Patients with cancer tend to develop antibodies to autologous proteins. This phenomenon has been observed across multiple cancer types, including bladder, lung, colon, prostate, and melanoma. These antibodies potentially arise due to induced inflammation or an increase in self-antigens. Studies focusing on antibody diversity are particularly attractive for their diagnostic value considering antibodies are present at an early diseased stage, serum samples are relatively easy to obtain, and the prevalence of antibodies is high even when the target antigen is minimally expressed. Conversely, the surveillance of serum proteins in cancer patients is relatively challenging because they often show variability in expression and are less abundant. Moreover, an antibody's presence is also useful as it suggests the relative immunogenicity of a given antigen. For these reasons, profiling antibodies' responses is actively considered to detect the spread of antigens following immunotherapy. The current review focuses on expanding the knowledge of antibodies and their diversity, and the impact of antibody diversity on cancer regression and progression.

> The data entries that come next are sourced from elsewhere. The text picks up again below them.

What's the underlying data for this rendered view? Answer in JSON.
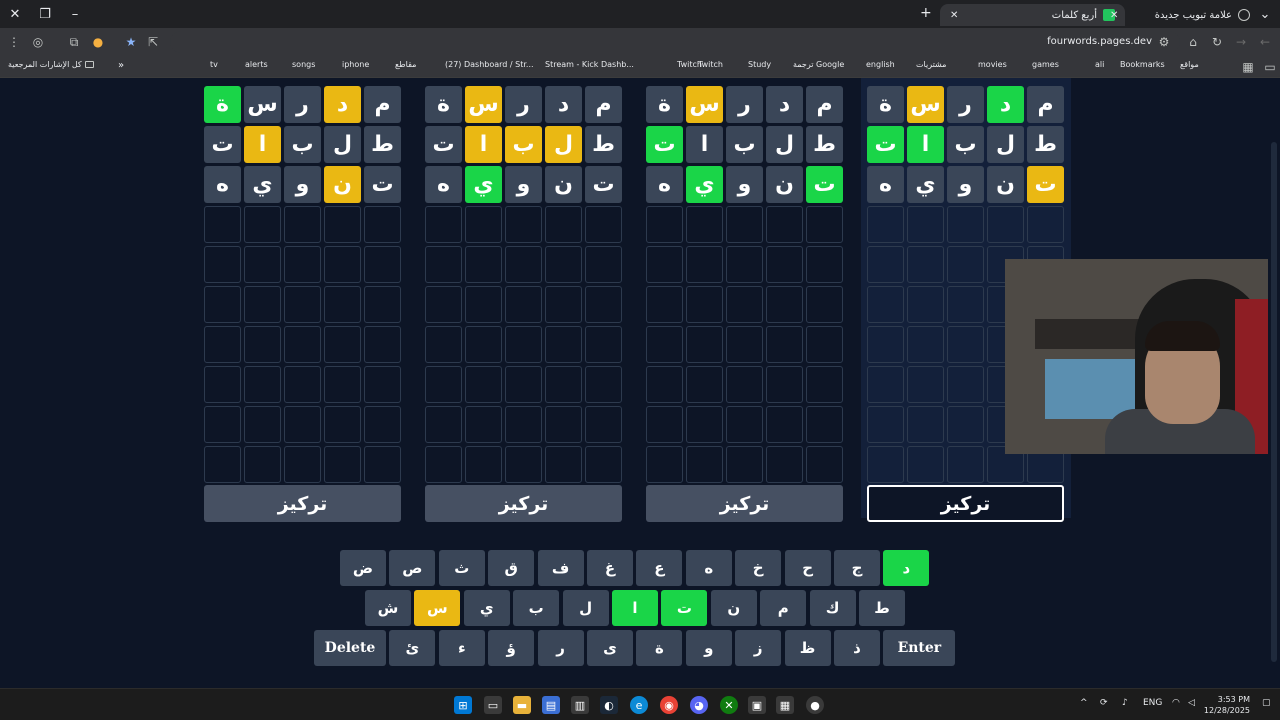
{
  "browser": {
    "tabs": [
      {
        "title": "علامة تبويب جديدة",
        "active": false
      },
      {
        "title": "أربع كلمات",
        "active": true
      }
    ],
    "url": "fourwords.pages.dev",
    "bookmarks": [
      {
        "label": "Bookmarks"
      },
      {
        "label": "مواقع"
      },
      {
        "label": "ali"
      },
      {
        "label": "games"
      },
      {
        "label": "movies"
      },
      {
        "label": "مشتريات"
      },
      {
        "label": "english"
      },
      {
        "label": "ترجمة Google"
      },
      {
        "label": "Study"
      },
      {
        "label": "Twitch"
      },
      {
        "label": "Twitch"
      },
      {
        "label": "Stream - Kick Dashb..."
      },
      {
        "label": "(27) Dashboard / Str..."
      },
      {
        "label": "مقاطع"
      },
      {
        "label": "iphone"
      },
      {
        "label": "songs"
      },
      {
        "label": "alerts"
      },
      {
        "label": "tv"
      }
    ],
    "all_bookmarks_label": "كل الإشارات المرجعية",
    "overflow": "»"
  },
  "colors": {
    "green": "#1ad548",
    "yellow": "#eab813",
    "filled": "#3a4658",
    "background": "#0d1526"
  },
  "boards": [
    {
      "focus_label": "تركيز",
      "focused": false,
      "rows": [
        [
          {
            "l": "ة",
            "s": "g"
          },
          {
            "l": "س",
            "s": "f"
          },
          {
            "l": "ر",
            "s": "f"
          },
          {
            "l": "د",
            "s": "y"
          },
          {
            "l": "م",
            "s": "f"
          }
        ],
        [
          {
            "l": "ت",
            "s": "f"
          },
          {
            "l": "ا",
            "s": "y"
          },
          {
            "l": "ب",
            "s": "f"
          },
          {
            "l": "ل",
            "s": "f"
          },
          {
            "l": "ط",
            "s": "f"
          }
        ],
        [
          {
            "l": "ه",
            "s": "f"
          },
          {
            "l": "ي",
            "s": "f"
          },
          {
            "l": "و",
            "s": "f"
          },
          {
            "l": "ن",
            "s": "y"
          },
          {
            "l": "ت",
            "s": "f"
          }
        ]
      ]
    },
    {
      "focus_label": "تركيز",
      "focused": false,
      "rows": [
        [
          {
            "l": "ة",
            "s": "f"
          },
          {
            "l": "س",
            "s": "y"
          },
          {
            "l": "ر",
            "s": "f"
          },
          {
            "l": "د",
            "s": "f"
          },
          {
            "l": "م",
            "s": "f"
          }
        ],
        [
          {
            "l": "ت",
            "s": "f"
          },
          {
            "l": "ا",
            "s": "y"
          },
          {
            "l": "ب",
            "s": "y"
          },
          {
            "l": "ل",
            "s": "y"
          },
          {
            "l": "ط",
            "s": "f"
          }
        ],
        [
          {
            "l": "ه",
            "s": "f"
          },
          {
            "l": "ي",
            "s": "g"
          },
          {
            "l": "و",
            "s": "f"
          },
          {
            "l": "ن",
            "s": "f"
          },
          {
            "l": "ت",
            "s": "f"
          }
        ]
      ]
    },
    {
      "focus_label": "تركيز",
      "focused": false,
      "rows": [
        [
          {
            "l": "ة",
            "s": "f"
          },
          {
            "l": "س",
            "s": "y"
          },
          {
            "l": "ر",
            "s": "f"
          },
          {
            "l": "د",
            "s": "f"
          },
          {
            "l": "م",
            "s": "f"
          }
        ],
        [
          {
            "l": "ت",
            "s": "g"
          },
          {
            "l": "ا",
            "s": "f"
          },
          {
            "l": "ب",
            "s": "f"
          },
          {
            "l": "ل",
            "s": "f"
          },
          {
            "l": "ط",
            "s": "f"
          }
        ],
        [
          {
            "l": "ه",
            "s": "f"
          },
          {
            "l": "ي",
            "s": "g"
          },
          {
            "l": "و",
            "s": "f"
          },
          {
            "l": "ن",
            "s": "f"
          },
          {
            "l": "ت",
            "s": "g"
          }
        ]
      ]
    },
    {
      "focus_label": "تركيز",
      "focused": true,
      "rows": [
        [
          {
            "l": "ة",
            "s": "f"
          },
          {
            "l": "س",
            "s": "y"
          },
          {
            "l": "ر",
            "s": "f"
          },
          {
            "l": "د",
            "s": "g"
          },
          {
            "l": "م",
            "s": "f"
          }
        ],
        [
          {
            "l": "ت",
            "s": "g"
          },
          {
            "l": "ا",
            "s": "g"
          },
          {
            "l": "ب",
            "s": "f"
          },
          {
            "l": "ل",
            "s": "f"
          },
          {
            "l": "ط",
            "s": "f"
          }
        ],
        [
          {
            "l": "ه",
            "s": "f"
          },
          {
            "l": "ي",
            "s": "f"
          },
          {
            "l": "و",
            "s": "f"
          },
          {
            "l": "ن",
            "s": "f"
          },
          {
            "l": "ت",
            "s": "y"
          }
        ]
      ]
    }
  ],
  "keyboard": {
    "rows": [
      [
        {
          "l": "ض"
        },
        {
          "l": "ص"
        },
        {
          "l": "ث"
        },
        {
          "l": "ق"
        },
        {
          "l": "ف"
        },
        {
          "l": "غ"
        },
        {
          "l": "ع"
        },
        {
          "l": "ه"
        },
        {
          "l": "خ"
        },
        {
          "l": "ح"
        },
        {
          "l": "ج"
        },
        {
          "l": "د",
          "s": "g"
        }
      ],
      [
        {
          "l": "ش"
        },
        {
          "l": "س",
          "s": "y"
        },
        {
          "l": "ي"
        },
        {
          "l": "ب"
        },
        {
          "l": "ل"
        },
        {
          "l": "ا",
          "s": "g"
        },
        {
          "l": "ت",
          "s": "g"
        },
        {
          "l": "ن"
        },
        {
          "l": "م"
        },
        {
          "l": "ك"
        },
        {
          "l": "ط"
        }
      ],
      [
        {
          "l": "Delete",
          "w": true
        },
        {
          "l": "ئ"
        },
        {
          "l": "ء"
        },
        {
          "l": "ؤ"
        },
        {
          "l": "ر"
        },
        {
          "l": "ى"
        },
        {
          "l": "ة"
        },
        {
          "l": "و"
        },
        {
          "l": "ز"
        },
        {
          "l": "ظ"
        },
        {
          "l": "ذ"
        },
        {
          "l": "Enter",
          "w": true
        }
      ]
    ]
  },
  "taskbar": {
    "language": "ENG",
    "time": "3:53 PM",
    "date": "12/28/2025",
    "tray_overflow": "^"
  }
}
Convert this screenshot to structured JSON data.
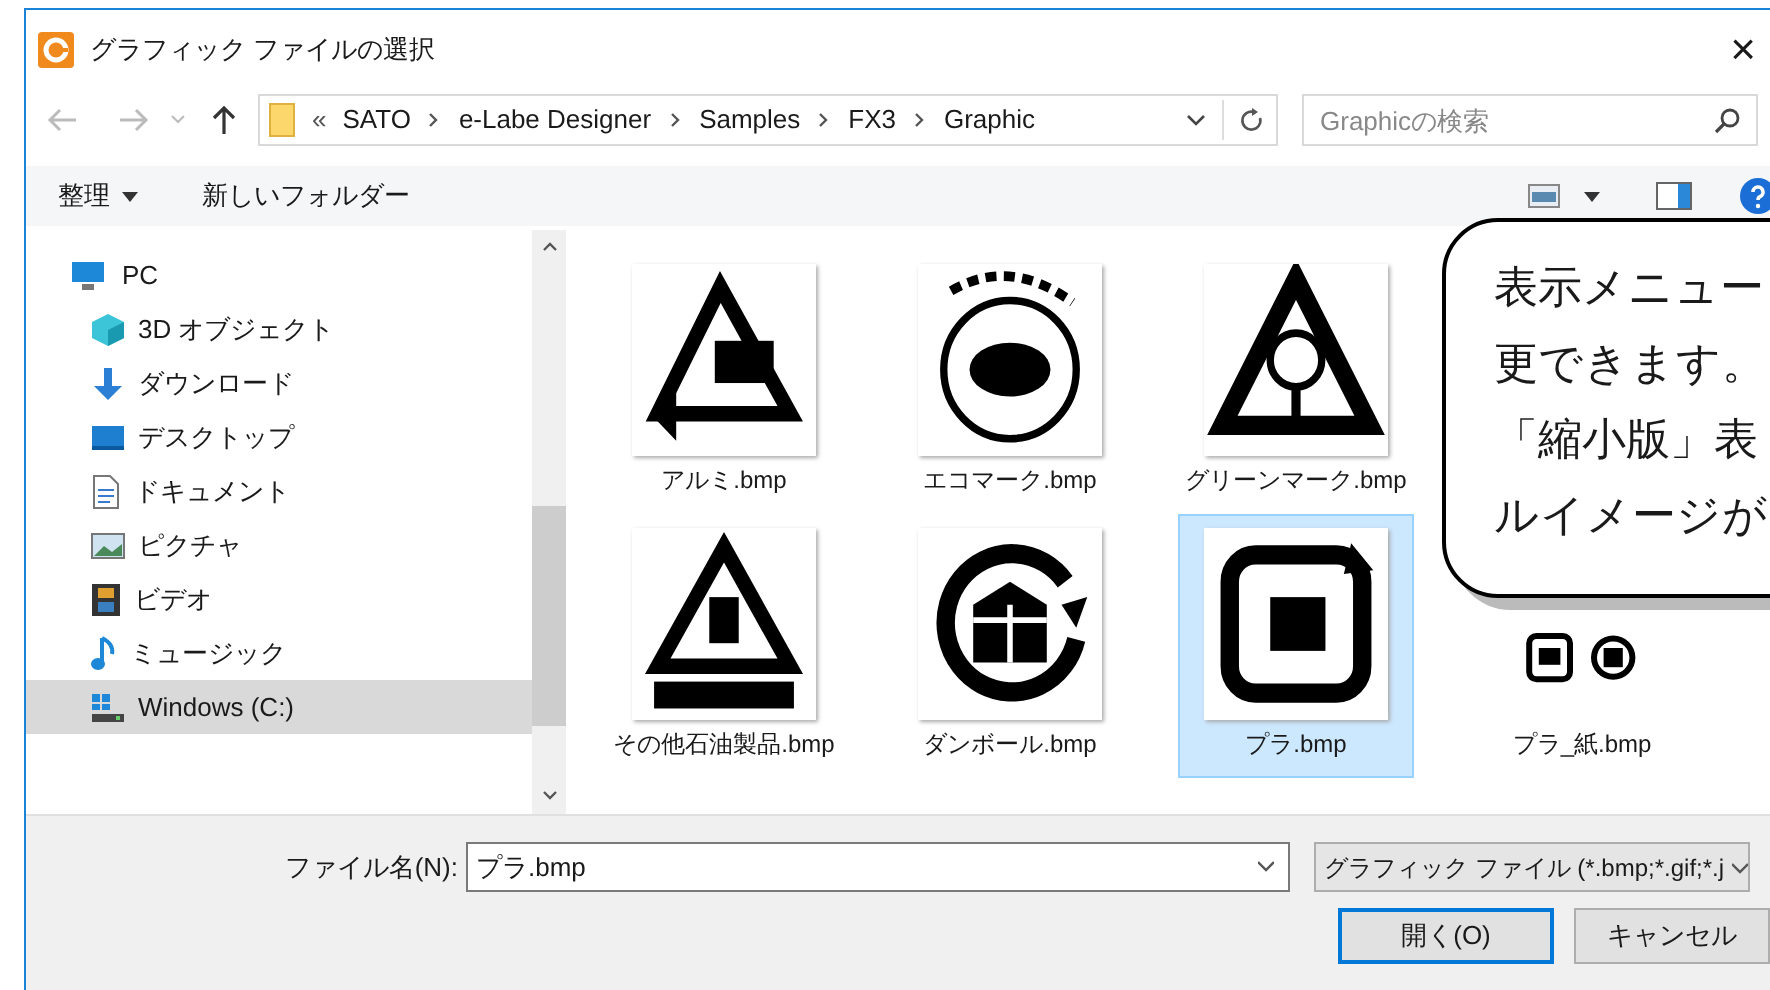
{
  "window": {
    "title": "グラフィック ファイルの選択",
    "close": "×"
  },
  "address": {
    "prefix": "«",
    "crumbs": [
      "SATO",
      "e-Labe Designer",
      "Samples",
      "FX3",
      "Graphic"
    ]
  },
  "search": {
    "placeholder": "Graphicの検索"
  },
  "toolbar": {
    "organize": "整理",
    "new_folder": "新しいフォルダー"
  },
  "sidebar": {
    "items": [
      {
        "label": "PC",
        "selected": false,
        "children": [
          {
            "label": "3D オブジェクト",
            "selected": false
          },
          {
            "label": "ダウンロード",
            "selected": false
          },
          {
            "label": "デスクトップ",
            "selected": false
          },
          {
            "label": "ドキュメント",
            "selected": false
          },
          {
            "label": "ピクチャ",
            "selected": false
          },
          {
            "label": "ビデオ",
            "selected": false
          },
          {
            "label": "ミュージック",
            "selected": false
          },
          {
            "label": "Windows (C:)",
            "selected": true
          }
        ]
      }
    ]
  },
  "files": [
    {
      "name": "アルミ.bmp",
      "selected": false
    },
    {
      "name": "エコマーク.bmp",
      "selected": false
    },
    {
      "name": "グリーンマーク.bmp",
      "selected": false
    },
    {
      "name": "その他石油製品.bmp",
      "selected": false
    },
    {
      "name": "ダンボール.bmp",
      "selected": false
    },
    {
      "name": "プラ.bmp",
      "selected": true
    },
    {
      "name": "プラ_紙.bmp",
      "selected": false
    }
  ],
  "callout": {
    "lines": [
      "表示メニュー",
      "更できます。",
      "「縮小版」表",
      "ルイメージが"
    ]
  },
  "footer": {
    "filename_label": "ファイル名(N):",
    "filename": "プラ.bmp",
    "filter": "グラフィック ファイル (*.bmp;*.gif;*.j",
    "open": "開く(O)",
    "cancel": "キャンセル"
  }
}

Keywords: B cell; T cell; antibody; cancer; immunotherapy; macrophage; monoclonal antibodies; vaccines.

Figure 1

Antibodies have a constant domain, variable domain, heavy chains, and light chains.

Figure 2

Provenge, the first FDA-approved cancer vaccine, works through utilizing a recipient’s immune cells and prostatic acid phosphatase (PAP) as part of the vaccine to stimulate T cells to attack prostate cancer cells. Created with BioRender.com for this review.

Figure 3

Immune checkpoint therapy. Created with BioRender.com for this review. (A) Cytotoxic (CD8+) T cells possess a vital anti-proliferative function. However, cancer cells utilize Program Death-1 Ligand (PD-L1) to deceive the immune system into thinking they are healthy cells, causing the CD8+ cells to become anergic. Pembrolizumab and Nivolumab work by blocking PD-1 interaction with PD-L1. (B) When CD28 (co-stimulatory signal) on a helper (CD4+) T cell or CD8+ T cell binds to CD80/86 on an antigen-presenting cell (APC), it activates naïve T cells. However, CTLA-4 competes against CD28 for CD80/86 binding. The binding of CTLA-4 to CD80/86 inhibits the activation of naïve T cells. Ipilimumab inhibits CTLA-4, relieving immunosuppression.